Question

Hi everyone,
Three capacitors C1, C2, and C3 have capacitances of 3 F, 2F, and 5 F, respectively. They are connected in a circuit as shown.

Calculate:

a. The equivalent capacitance

b. The potential difference across each

capacitor

c. The charge on each capacitor

Answer 1

Given that,

Capacitor $C_{1}=3\ F$

Capacitor $C_{2}=2\ F$

Capacitor $C_{3}=5\ F$

We know that,

In series, the charge are same on all capacitors.

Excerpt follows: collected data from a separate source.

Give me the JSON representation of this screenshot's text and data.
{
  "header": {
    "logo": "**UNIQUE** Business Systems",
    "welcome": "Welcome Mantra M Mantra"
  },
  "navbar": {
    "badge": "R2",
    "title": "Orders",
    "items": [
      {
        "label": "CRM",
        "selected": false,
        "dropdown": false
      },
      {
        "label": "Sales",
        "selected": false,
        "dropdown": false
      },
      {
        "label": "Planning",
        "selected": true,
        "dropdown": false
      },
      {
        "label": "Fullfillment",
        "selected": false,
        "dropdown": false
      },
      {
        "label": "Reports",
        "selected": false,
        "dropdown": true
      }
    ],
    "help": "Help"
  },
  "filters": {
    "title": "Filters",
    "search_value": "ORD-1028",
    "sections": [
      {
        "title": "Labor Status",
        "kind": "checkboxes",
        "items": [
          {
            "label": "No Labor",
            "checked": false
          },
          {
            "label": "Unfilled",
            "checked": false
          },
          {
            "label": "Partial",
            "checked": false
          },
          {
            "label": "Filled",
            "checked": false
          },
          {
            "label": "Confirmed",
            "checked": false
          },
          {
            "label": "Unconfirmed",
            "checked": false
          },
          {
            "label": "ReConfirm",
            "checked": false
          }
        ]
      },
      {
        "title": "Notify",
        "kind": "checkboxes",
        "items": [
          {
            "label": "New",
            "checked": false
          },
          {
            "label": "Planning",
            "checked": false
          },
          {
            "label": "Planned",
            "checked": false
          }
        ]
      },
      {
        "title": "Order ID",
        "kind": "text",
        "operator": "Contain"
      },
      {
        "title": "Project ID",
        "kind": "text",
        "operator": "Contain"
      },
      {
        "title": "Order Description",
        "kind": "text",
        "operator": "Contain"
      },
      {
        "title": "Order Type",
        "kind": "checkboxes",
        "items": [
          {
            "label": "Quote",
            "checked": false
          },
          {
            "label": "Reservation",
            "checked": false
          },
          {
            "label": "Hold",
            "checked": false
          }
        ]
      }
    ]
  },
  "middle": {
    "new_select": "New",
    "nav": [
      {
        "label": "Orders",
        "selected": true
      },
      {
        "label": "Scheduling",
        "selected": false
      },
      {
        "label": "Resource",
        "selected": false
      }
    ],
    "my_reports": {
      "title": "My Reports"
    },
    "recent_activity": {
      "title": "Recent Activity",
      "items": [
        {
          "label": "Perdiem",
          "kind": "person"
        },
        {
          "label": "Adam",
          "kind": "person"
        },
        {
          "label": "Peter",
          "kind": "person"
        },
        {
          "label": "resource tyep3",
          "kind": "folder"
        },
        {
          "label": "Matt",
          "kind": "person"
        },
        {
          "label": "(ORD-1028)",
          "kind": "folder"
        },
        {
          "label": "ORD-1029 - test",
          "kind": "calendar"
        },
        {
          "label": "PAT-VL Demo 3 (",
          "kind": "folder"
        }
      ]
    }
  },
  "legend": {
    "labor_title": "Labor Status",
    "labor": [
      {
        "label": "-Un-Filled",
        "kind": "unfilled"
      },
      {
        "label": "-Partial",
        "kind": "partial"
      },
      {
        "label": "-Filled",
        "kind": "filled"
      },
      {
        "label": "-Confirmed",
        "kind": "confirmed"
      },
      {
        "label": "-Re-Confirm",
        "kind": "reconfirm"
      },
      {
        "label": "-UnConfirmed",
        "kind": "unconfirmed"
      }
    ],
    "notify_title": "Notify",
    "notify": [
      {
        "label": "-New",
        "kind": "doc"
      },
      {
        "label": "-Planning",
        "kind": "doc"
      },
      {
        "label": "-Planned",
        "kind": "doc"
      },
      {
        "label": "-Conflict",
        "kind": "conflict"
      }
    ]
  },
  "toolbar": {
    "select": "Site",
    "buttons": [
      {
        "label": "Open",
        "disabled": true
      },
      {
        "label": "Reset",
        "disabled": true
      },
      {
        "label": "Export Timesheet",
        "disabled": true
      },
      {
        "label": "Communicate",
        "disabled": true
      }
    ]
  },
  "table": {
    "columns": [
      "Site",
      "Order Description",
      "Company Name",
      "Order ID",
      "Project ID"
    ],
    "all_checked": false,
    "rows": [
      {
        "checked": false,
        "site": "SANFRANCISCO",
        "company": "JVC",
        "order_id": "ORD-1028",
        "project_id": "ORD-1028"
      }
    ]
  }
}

(a). We need to calculate the equivalent capacitance

Using formula of series

$\dfrac{1}{C}=\dfrac{1}{C_{1}}+\dfrac{1}{C_{2}}+\dfrac{1}{C_{3}}$

Put the value into the formula

$\dfrac{1}{C}=\dfrac{1}{3}+\dfrac{1}{2}+\dfrac{1}{5}$

$C=0.98\ F$

(c). We need to calculate the charge on the capacitors

Using formula of charge

$Q = CV$

Put the value into the formula

$Q=0.98\times12$

$Q=11.76\ C$

(b). We need to calculate the potential difference across each capacitor

Using formula of potential

For first capacitor,

$V_{1}=\dfrac{Q}{C_{1}}$

Put the value into the formula

$V_{1}=\dfrac{11.76}{3}$

$V_{1}=3.92\ V$

For second capacitor,

$V_{2}=\dfrac{Q}{C_{2}}$

Put the value into the formula

$V_{2}=\dfrac{11.76}{2}$

$V_{2}=5.88\ V$

For third capacitor,

$V_{3}=\dfrac{Q}{C_{3}}$

Put the value into the formula

$V_{3}=\dfrac{11.76}{5}$

$V_{3}=2.352\ V$

Hence, (a). The equivalent capacitance is 0.98 F.

(b). The potential difference across each  capacitor is 3.92 V, 5.88 V and 2.352 V.

(c). The charge on each capacitor is 11.76 C.